Coral reefs are incredibly important and sustain a wide variety of marine life. They also protect coastlines from erosions from waves and storms, sink carbon and nitrogen and help recycle nutrients.
Their loss would have devastating consequences not only for marine life, but also for over a billion people globally who benefit directly or indirectly from them.
Coral bleaching
When water temperatures rise, corals expel the vibrant microscopic algae living in their tissues. This phenomenon is called coral bleaching. Though bleached corals are still alive and can recover their algae, if conditions improve. However, the loss puts them under increased stressed, and if the bleaching persists, the corals die.

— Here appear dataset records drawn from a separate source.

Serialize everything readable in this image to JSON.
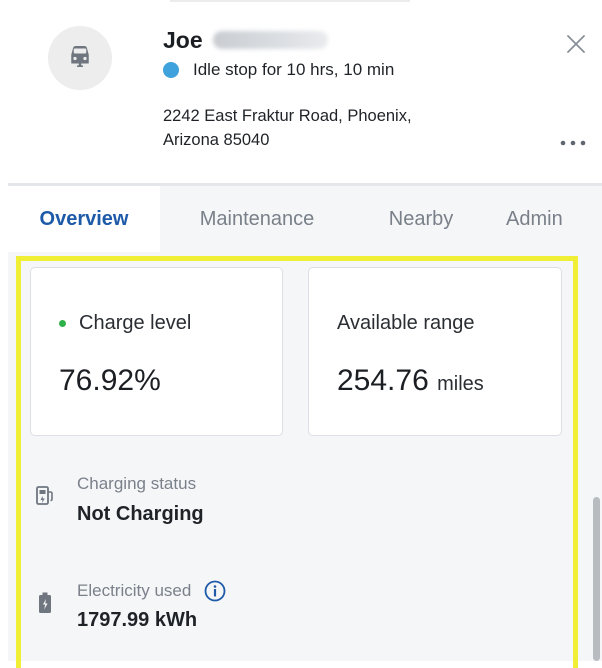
{
  "driver": {
    "first_name": "Joe",
    "status_text": "Idle stop for 10 hrs, 10 min",
    "address_line1": "2242 East Fraktur Road, Phoenix,",
    "address_line2": "Arizona 85040",
    "status_color": "#3fa2dc"
  },
  "icons": {
    "avatar": "vehicle-icon",
    "close": "close-icon",
    "more": "more-horizontal-icon",
    "charging": "ev-charger-icon",
    "battery": "battery-icon",
    "info": "info-icon"
  },
  "tabs": [
    {
      "label": "Overview",
      "active": true
    },
    {
      "label": "Maintenance",
      "active": false
    },
    {
      "label": "Nearby",
      "active": false
    },
    {
      "label": "Admin",
      "active": false
    }
  ],
  "metrics": {
    "charge_level": {
      "label": "Charge level",
      "value": "76.92%"
    },
    "available_range": {
      "label": "Available range",
      "value": "254.76",
      "unit": "miles"
    }
  },
  "details": {
    "charging_status": {
      "label": "Charging status",
      "value": "Not Charging"
    },
    "electricity_used": {
      "label": "Electricity used",
      "value": "1797.99 kWh"
    }
  },
  "colors": {
    "accent": "#1d5aa7",
    "highlight": "#f0ee35",
    "charge_dot": "#2fb14a"
  }
}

The last global bleaching event started in 2014 and extended well into 2017. It spread across the Pacific, Indian and Atlantic oceans, and was the longest, most pervasive and destructive coral bleaching incident ever recorded.

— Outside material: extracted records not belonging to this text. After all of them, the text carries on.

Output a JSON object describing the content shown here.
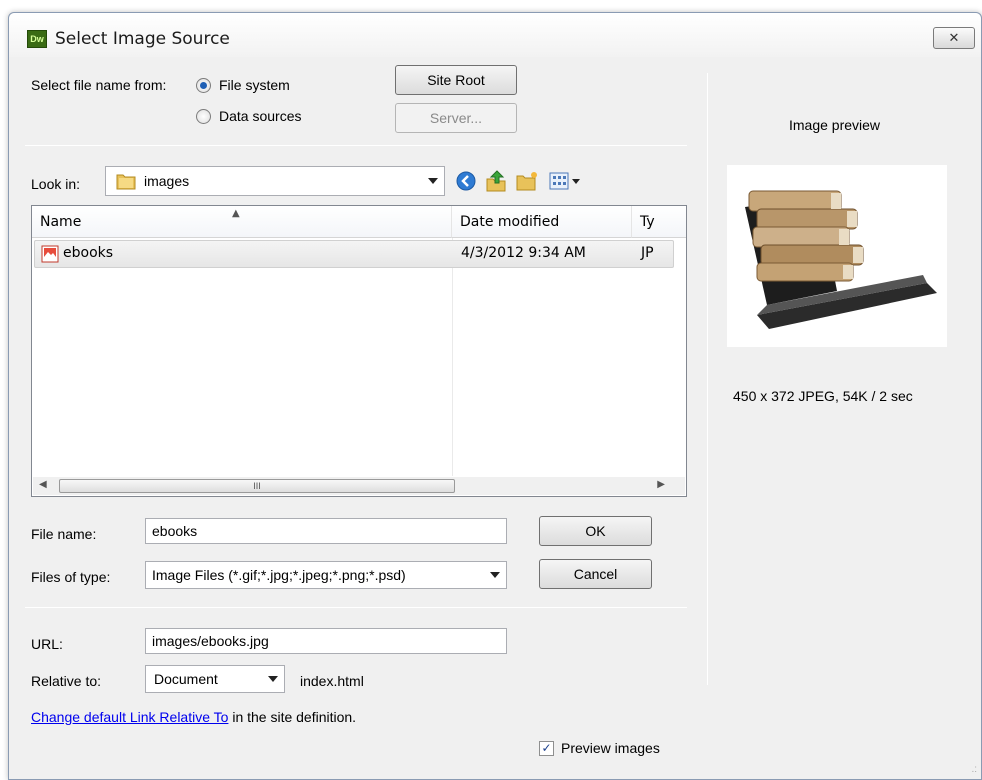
{
  "window": {
    "app_icon_text": "Dw",
    "title": "Select Image Source",
    "close_glyph": "✕"
  },
  "source": {
    "label": "Select file name from:",
    "options": [
      {
        "label": "File system",
        "checked": true
      },
      {
        "label": "Data sources",
        "checked": false
      }
    ],
    "site_root_label": "Site Root",
    "server_label": "Server..."
  },
  "look_in": {
    "label": "Look in:",
    "folder": "images",
    "icons": [
      "back-icon",
      "up-folder-icon",
      "new-folder-icon",
      "view-menu-icon"
    ]
  },
  "file_list": {
    "columns": [
      "Name",
      "Date modified",
      "Ty"
    ],
    "rows": [
      {
        "name": "ebooks",
        "date": "4/3/2012 9:34 AM",
        "type": "JP"
      }
    ],
    "scroll_thumb_glyph": "III"
  },
  "file_name": {
    "label": "File name:",
    "value": "ebooks"
  },
  "file_type": {
    "label": "Files of type:",
    "value": "Image Files (*.gif;*.jpg;*.jpeg;*.png;*.psd)"
  },
  "buttons": {
    "ok": "OK",
    "cancel": "Cancel"
  },
  "url": {
    "label": "URL:",
    "value": "images/ebooks.jpg"
  },
  "relative": {
    "label": "Relative to:",
    "value": "Document",
    "file": "index.html"
  },
  "footer": {
    "link_text": "Change default Link Relative To",
    "rest_text": " in the site definition.",
    "preview_label": "Preview images",
    "preview_checked": true
  },
  "preview": {
    "heading": "Image preview",
    "info": "450 x 372 JPEG, 54K / 2 sec"
  },
  "colors": {
    "accent": "#1e5fb5",
    "link": "#0000ee",
    "app_icon": "#3a6b14"
  }
}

In its report Projections of Future Coral Bleaching Conditions, UNEP outlines the links between coral bleaching and climate change. It postulates two possible scenarios: a “worst-case scenario” of the world economy heavily driven by fossil fuels; and a “middle-of-the-road” wherein countries exceed their current pledges to limit carbon emissions by 50 per cent.

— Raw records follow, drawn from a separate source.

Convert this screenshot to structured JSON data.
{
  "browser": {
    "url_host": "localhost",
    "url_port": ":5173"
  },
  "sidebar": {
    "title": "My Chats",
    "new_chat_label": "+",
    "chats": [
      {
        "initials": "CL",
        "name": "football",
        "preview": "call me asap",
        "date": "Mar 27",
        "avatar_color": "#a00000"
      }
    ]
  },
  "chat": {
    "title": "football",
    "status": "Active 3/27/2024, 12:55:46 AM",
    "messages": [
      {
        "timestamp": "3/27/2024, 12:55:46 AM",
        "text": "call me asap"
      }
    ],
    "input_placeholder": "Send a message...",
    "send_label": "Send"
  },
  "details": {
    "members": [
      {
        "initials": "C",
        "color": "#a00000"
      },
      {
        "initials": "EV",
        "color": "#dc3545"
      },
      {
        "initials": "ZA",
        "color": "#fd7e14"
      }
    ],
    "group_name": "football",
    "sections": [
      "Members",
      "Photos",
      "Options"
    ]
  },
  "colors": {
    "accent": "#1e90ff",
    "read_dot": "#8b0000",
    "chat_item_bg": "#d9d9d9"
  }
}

Under the fossil-fuel-heavy scenario, the report estimates that every one of the world’s reefs will bleach by the end of the century, with annual severe bleaching occurring on average by 2034, nine years ahead of predictions published three years ago.
This would mark the point of no return for reefs, compromising their ability to supply a range of ecosystem services, including food, coastal protection, medicines and recreation opportunities, the report warns.
Should countries achieve the “middle-of-the-road” scenario, severe bleaching could be delayed by eleven years, to 2045, adds UNEP.
‘More dire than before’
Report’s lead author Ruben van Hooidonk, a coral researcher with America’s National Oceanic and Atmospheric Administration (NOAA), said “the sad part is that the projections are even more dire than before.”
“It means we really need to try to reduce our carbon emissions to save these reefs. This report shows that we need to do it even more urgently and take more action because it’s even worse than what we thought.”
According to UNEP, while it is not known exactly how corals acclimate to changing temperatures, the report examines the possibility of these adaptations assuming between 0.25 degree Celsius and 2 degrees Celsius of warming.
It found that every quarter degree of adaption leads to a possible seven-year delay in projected annual bleaching: that means corals could receive a 30-year reprieve from severe bleaching if they can adapt to 1 degree Celsius of warming.
However, if humanity keeps up with its current greenhouse-gas emissions, corals won’t survive even with 2 degrees Celsius of adaptation.
“What this shows is even with the adaptation, we need to reduce our emissions to buy time for those locations (where) we can do restoration efforts and keep corals alive,” said Mr. van Hooidonk.